Epistemology, situated cognition, and mental models: 'Like a bridge over troubled water'

AUTHOR(S)
Seel, Norbert M.
PUB. DATE
July 2001
SOURCE
Instructional Science;Jul-Sep2001, Vol. 29 Issue 4/5, p403
SOURCE TYPE
Academic Journal
DOC. TYPE
Article
ABSTRACT
Over the past two decades important educational implications have been drawn mainly from two movements of epistemology: Constructivism and situated cognition. Aside from a meta-theoretical use of constructivism, the concept 'situated cognition' refers to a conception of situational context bound to a historically and socially determined situational logic. Focusing on educational processes, situated cognition is considered to be a central construct for instruction, as is the closely related concept of the construction of mental models. There are various kinds of the construction and change of mental models in a situational context: self-guided inductive construction is one example; another is the processing of a conceptual model provided to the learner.
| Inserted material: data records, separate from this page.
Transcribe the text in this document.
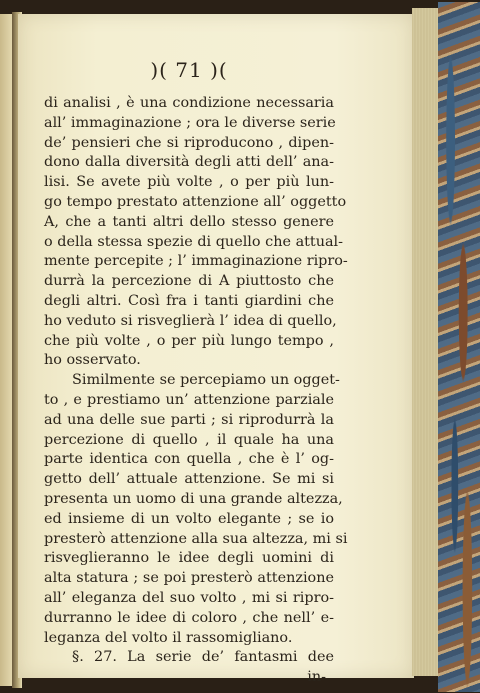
)( 71 )(
di analisi , è una condizione necessaria
all’ immaginazione ; ora le diverse serie
de’ pensieri che si riproducono , dipen-
dono dalla diversità degli atti dell’ ana-
lisi. Se avete più volte , o per più lun-
go tempo prestato attenzione all’ oggetto
A, che a tanti altri dello stesso genere
o della stessa spezie di quello che attual-
mente percepite ; l’ immaginazione ripro-
durrà la percezione di A piuttosto che
degli altri. Così fra i tanti giardini che
ho veduto si risveglierà l’ idea di quello,
che più volte , o per più lungo tempo ,
ho osservato.
Similmente se percepiamo un ogget-
to , e prestiamo un’ attenzione parziale
ad una delle sue parti ; si riprodurrà la
percezione di quello , il quale ha una
parte identica con quella , che è l’ og-
getto dell’ attuale attenzione. Se mi si
presenta un uomo di una grande altezza,
ed insieme di un volto elegante ; se io
presterò attenzione alla sua altezza, mi si
risveglieranno le idee degli uomini di
alta statura ; se poi presterò attenzione
all’ eleganza del suo volto , mi si ripro-
durranno le idee di coloro , che nell’ e-
leganza del volto il rassomigliano.
§. 27. La serie de’ fantasmi dee
in-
An emerging question is how the preconception changes and if the effects of such a model transition are stable. An exploratory study will be sketched which investigates the significance of a conceptual model provided at the beginning of the learning process; it has been hypothesized, that such a conceptual model significantly impacts the stability (i.e. the successful reconstruction) of mental models built in the course of learning. Also considerable intraindividual differences and changes between two points of assessing the learners' causal explanations were found. Similarities of the individuals' reconstructions could be explained with regard to similarities of the structures of the learning situations and the related instructional intervention. In general, the results of this exploratory study support the assumption that mental models are constructed in dependence on the demands of learning situations.